Halal beauty refers to any cosmetics or personal care product that meets the requirements of being halal - an Arabic term in Islamic law that describes items that are considered acceptable for consumption or use.
Personal care products that contain derivatives or ingredients from animals that were slaughtered in a non-halal way, for example, would not be permitted, and the whole supply chain (including packaging) must meet halal requirements.
The global halal cosmetics market was valued at 16.32 billion USD in 2015 and is expected to reach 52.02 billion USD by 2025 according to a report by Grand View Research.
Last year, Fashionista described the trend for halal certified makeup and cosmetics has having ‘staying power’, noting that “muslims comprise more than 23 percent of the global population, according to a Pew Research Center estimate, and younger generations are emerging as conscious consumers.”
Why is gaining in popularity?
Kunal Mahajan, project manager for Chemicals & Energy at market research provider Kline, told CosmeticsDesign previously that halal beauty is sometimes seen by consumers as having a strong ethical profile, and marketing efforts to push the trend have been increasing.
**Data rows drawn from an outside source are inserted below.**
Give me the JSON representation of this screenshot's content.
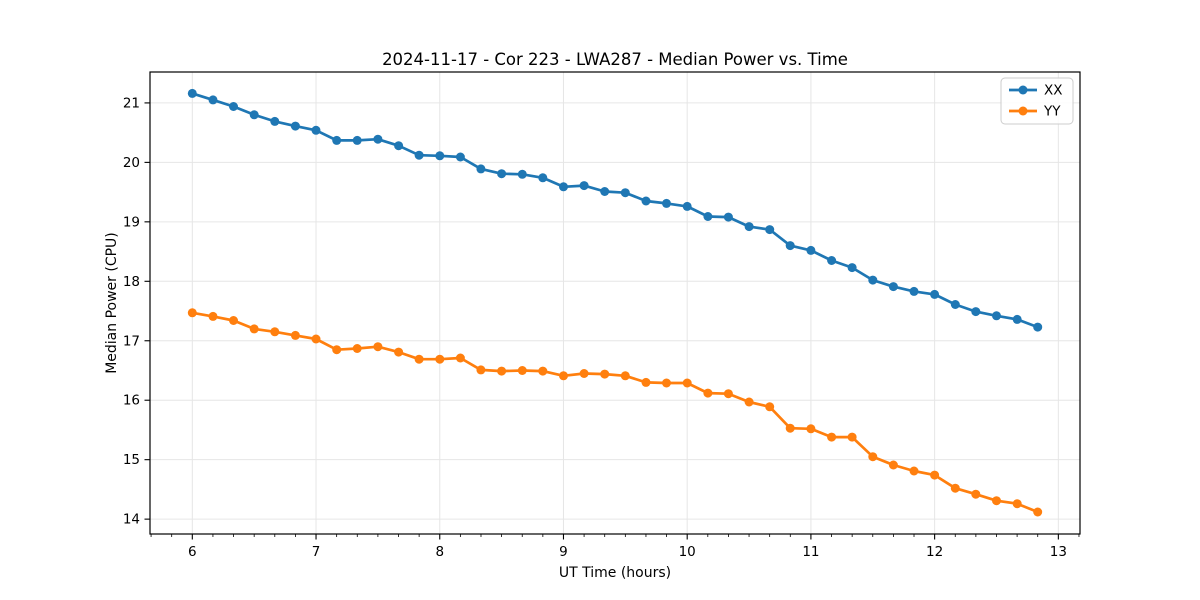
{
  "chart_data": {
    "type": "line",
    "title": "2024-11-17 - Cor 223 - LWA287 - Median Power vs. Time",
    "xlabel": "UT Time (hours)",
    "ylabel": "Median Power (CPU)",
    "xlim": [
      5.658,
      13.175
    ],
    "ylim": [
      13.75,
      21.52
    ],
    "xticks": [
      6,
      7,
      8,
      9,
      10,
      11,
      12,
      13
    ],
    "yticks": [
      14,
      15,
      16,
      17,
      18,
      19,
      20,
      21
    ],
    "x_minor_step": 0.1667,
    "grid": true,
    "grid_color": "#e6e6e6",
    "spine_color": "#000000",
    "background_color": "#ffffff",
    "legend": {
      "position": "upper right",
      "border_color": "#cccccc"
    },
    "x": [
      6.0,
      6.167,
      6.333,
      6.5,
      6.667,
      6.833,
      7.0,
      7.167,
      7.333,
      7.5,
      7.667,
      7.833,
      8.0,
      8.167,
      8.333,
      8.5,
      8.667,
      8.833,
      9.0,
      9.167,
      9.333,
      9.5,
      9.667,
      9.833,
      10.0,
      10.167,
      10.333,
      10.5,
      10.667,
      10.833,
      11.0,
      11.167,
      11.333,
      11.5,
      11.667,
      11.833,
      12.0,
      12.167,
      12.333,
      12.5,
      12.667,
      12.833
    ],
    "series": [
      {
        "name": "XX",
        "color": "#1f77b4",
        "values": [
          21.16,
          21.05,
          20.94,
          20.8,
          20.69,
          20.61,
          20.54,
          20.37,
          20.37,
          20.39,
          20.28,
          20.12,
          20.11,
          20.09,
          19.89,
          19.81,
          19.8,
          19.74,
          19.59,
          19.61,
          19.51,
          19.49,
          19.35,
          19.31,
          19.26,
          19.09,
          19.08,
          18.92,
          18.87,
          18.6,
          18.52,
          18.35,
          18.23,
          18.02,
          17.91,
          17.83,
          17.78,
          17.61,
          17.49,
          17.42,
          17.36,
          17.23
        ]
      },
      {
        "name": "YY",
        "color": "#ff7f0e",
        "values": [
          17.47,
          17.41,
          17.34,
          17.2,
          17.15,
          17.09,
          17.03,
          16.85,
          16.87,
          16.9,
          16.81,
          16.69,
          16.69,
          16.71,
          16.51,
          16.49,
          16.5,
          16.49,
          16.41,
          16.45,
          16.44,
          16.41,
          16.3,
          16.29,
          16.29,
          16.12,
          16.11,
          15.97,
          15.89,
          15.53,
          15.52,
          15.38,
          15.38,
          15.05,
          14.91,
          14.81,
          14.74,
          14.52,
          14.42,
          14.31,
          14.26,
          14.12
        ]
      }
    ]
  }
}
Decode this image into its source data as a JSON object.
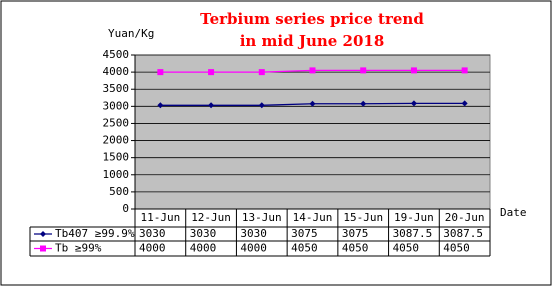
{
  "chart_data": {
    "type": "line",
    "title": "Terbium series price trend",
    "subtitle": "in mid June 2018",
    "y_label": "Yuan/Kg",
    "x_label": "Date",
    "categories": [
      "11-Jun",
      "12-Jun",
      "13-Jun",
      "14-Jun",
      "15-Jun",
      "19-Jun",
      "20-Jun"
    ],
    "series": [
      {
        "name": "Tb407 ≥99.9%",
        "color": "#000080",
        "marker": "diamond",
        "values": [
          3030,
          3030,
          3030,
          3075,
          3075,
          3087.5,
          3087.5
        ]
      },
      {
        "name": "Tb ≥99%",
        "color": "#ff00ff",
        "marker": "square",
        "values": [
          4000,
          4000,
          4000,
          4050,
          4050,
          4050,
          4050
        ]
      }
    ],
    "ylim": [
      0,
      4500
    ],
    "yticks": [
      0,
      500,
      1000,
      1500,
      2000,
      2500,
      3000,
      3500,
      4000,
      4500
    ],
    "grid": true
  }
}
“Halal products are also associated with values such as social responsibility, care towards environment, animal welfare and so on. As these values have resonated well with non-Muslim consumers, it has helped the category grow.
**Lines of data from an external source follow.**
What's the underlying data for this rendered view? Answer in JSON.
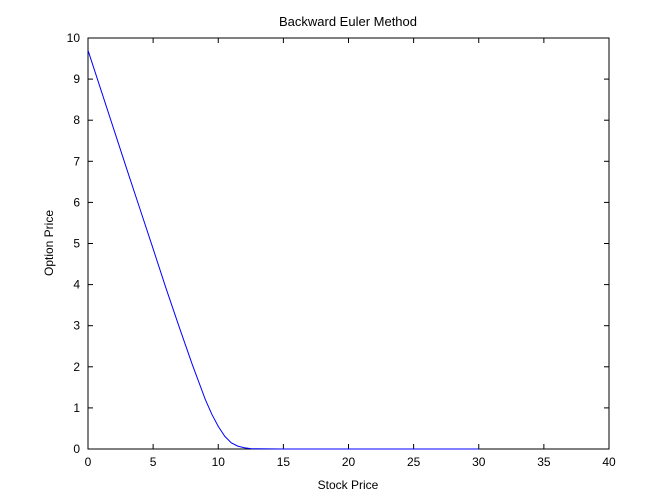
{
  "chart_data": {
    "type": "line",
    "title": "Backward Euler Method",
    "xlabel": "Stock Price",
    "ylabel": "Option Price",
    "xlim": [
      0,
      40
    ],
    "ylim": [
      0,
      10
    ],
    "xticks": [
      0,
      5,
      10,
      15,
      20,
      25,
      30,
      35,
      40
    ],
    "yticks": [
      0,
      1,
      2,
      3,
      4,
      5,
      6,
      7,
      8,
      9,
      10
    ],
    "grid": false,
    "legend": "none",
    "series": [
      {
        "color": "#0000ff",
        "x": [
          0,
          1,
          2,
          3,
          4,
          5,
          6,
          7,
          8,
          9,
          9.5,
          10,
          10.5,
          11,
          11.5,
          12,
          12.5,
          13,
          14,
          15,
          20,
          25,
          30
        ],
        "y": [
          9.7,
          8.73,
          7.76,
          6.79,
          5.83,
          4.87,
          3.9,
          2.97,
          2.06,
          1.21,
          0.85,
          0.55,
          0.31,
          0.15,
          0.07,
          0.03,
          0.01,
          0.005,
          0.002,
          0.001,
          0,
          0,
          0
        ]
      }
    ]
  }
}
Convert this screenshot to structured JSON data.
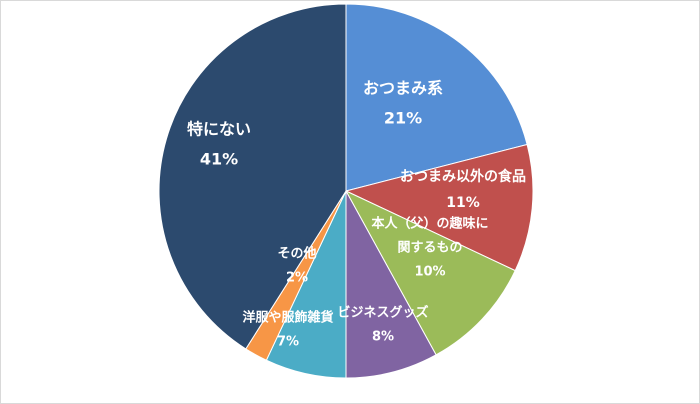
{
  "chart_data": {
    "type": "pie",
    "title": "",
    "start_angle_deg": 0,
    "direction": "clockwise",
    "legend": "none",
    "slices": [
      {
        "label_lines": [
          "おつまみ系"
        ],
        "pct_label": "21%",
        "value": 21,
        "color": "#558ed5"
      },
      {
        "label_lines": [
          "おつまみ以外の食品"
        ],
        "pct_label": "11%",
        "value": 11,
        "color": "#c0504d"
      },
      {
        "label_lines": [
          "本人（父）の趣味に",
          "関するもの"
        ],
        "pct_label": "10%",
        "value": 10,
        "color": "#9bbb59"
      },
      {
        "label_lines": [
          "ビジネスグッズ"
        ],
        "pct_label": "8%",
        "value": 8,
        "color": "#8064a2"
      },
      {
        "label_lines": [
          "洋服や服飾雑貨"
        ],
        "pct_label": "7%",
        "value": 7,
        "color": "#4bacc6"
      },
      {
        "label_lines": [
          "その他"
        ],
        "pct_label": "2%",
        "value": 2,
        "color": "#f79646"
      },
      {
        "label_lines": [
          "特にない"
        ],
        "pct_label": "41%",
        "value": 41,
        "color": "#2c4a6e"
      }
    ]
  }
}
“Increased marketing efforts have helped manufacturers maximise the opportunity from this category.”
Still an Asia-centred trend
While western markets can be seen to be taking an increasing interest in the potential of the halal beauty segment, it remains driven, for now, by Asian markets.
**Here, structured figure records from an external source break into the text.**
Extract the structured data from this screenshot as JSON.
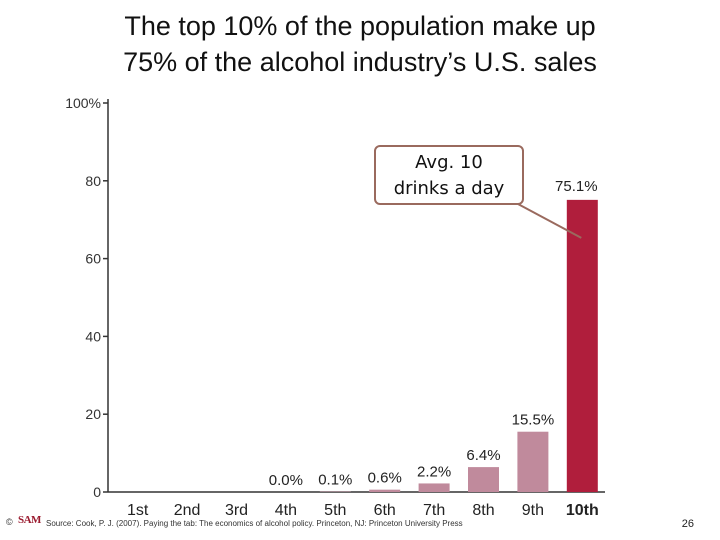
{
  "slide": {
    "title_line1": "The top 10% of the population make up",
    "title_line2": "75% of the alcohol industry’s U.S. sales",
    "callout_line1": "Avg. 10",
    "callout_line2": "drinks a day",
    "footer_copyright": "©",
    "footer_logo": "SAM",
    "source": "Source: Cook, P. J. (2007). Paying the tab: The economics of alcohol policy. Princeton, NJ: Princeton University Press",
    "page_number": "26"
  },
  "colors": {
    "top_bar": "#b01e3c",
    "other_bars": "#c08a9c",
    "axis": "#333333",
    "callout_border": "#9a6a5e"
  },
  "chart_data": {
    "type": "bar",
    "title": "The top 10% of the population make up 75% of the alcohol industry’s U.S. sales",
    "xlabel": "",
    "ylabel": "",
    "categories": [
      "1st",
      "2nd",
      "3rd",
      "4th",
      "5th",
      "6th",
      "7th",
      "8th",
      "9th",
      "10th"
    ],
    "values": [
      0,
      0,
      0,
      0.0,
      0.1,
      0.6,
      2.2,
      6.4,
      15.5,
      75.1
    ],
    "data_labels": [
      "",
      "",
      "",
      "0.0%",
      "0.1%",
      "0.6%",
      "2.2%",
      "6.4%",
      "15.5%",
      "75.1%"
    ],
    "y_ticks": [
      "0",
      "20",
      "40",
      "60",
      "80",
      "100%"
    ],
    "ylim": [
      0,
      100
    ],
    "grid": false,
    "legend": "none"
  }
}
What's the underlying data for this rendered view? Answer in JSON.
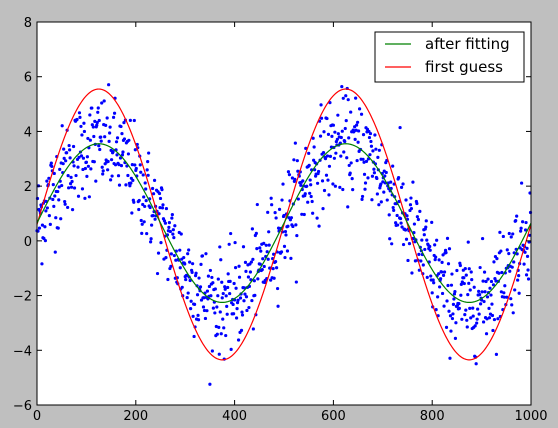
{
  "chart_data": {
    "type": "scatter",
    "title": "",
    "xlabel": "",
    "ylabel": "",
    "xlim": [
      0,
      1000
    ],
    "ylim": [
      -6,
      8
    ],
    "x_ticks": [
      0,
      200,
      400,
      600,
      800,
      1000
    ],
    "y_ticks": [
      -6,
      -4,
      -2,
      0,
      2,
      4,
      6,
      8
    ],
    "grid": false,
    "legend_position": "top-right",
    "data_model": {
      "points": 1000,
      "x_range": [
        0,
        999
      ],
      "y_form": "offset + amplitude * sin(2*pi*x/period + phase) + noise",
      "noise_std": 0.9
    },
    "series": [
      {
        "name": "after fitting",
        "kind": "line",
        "color": "#008000",
        "amplitude": 2.9,
        "offset": 0.65,
        "period": 500,
        "phase": 0
      },
      {
        "name": "first guess",
        "kind": "line",
        "color": "#ff0000",
        "amplitude": 4.95,
        "offset": 0.6,
        "period": 500,
        "phase": 0
      },
      {
        "kind": "scatter",
        "color": "#0000ff",
        "amplitude": 2.9,
        "offset": 0.65,
        "period": 500,
        "phase": 0
      }
    ]
  }
}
The rise of the halal category comes hand-in-hand with a rising segment of young, modern Muslim women, keen to combine religious observance with an emphasis on fashion and beauty, particularly in the Middle East and in South East Asian nations, including Indonesia, India and Pakistan.
How to target consumers
Oru Mohiuddin, senior beauty analyst with market research firm Euromonitor International, says that consumers looking for halal offerings are likely to connect more closely with a local brand than a beauty giant headquartered in a non-Muslim country.
"To succeed, multinationals need to develop a distinct brand identity and clear marketing messages, in addition to just certifying products as halal.
“Furthermore, for a more targeted portfolio it is necessary to develop a good understanding of Islamic rituals,” she has said.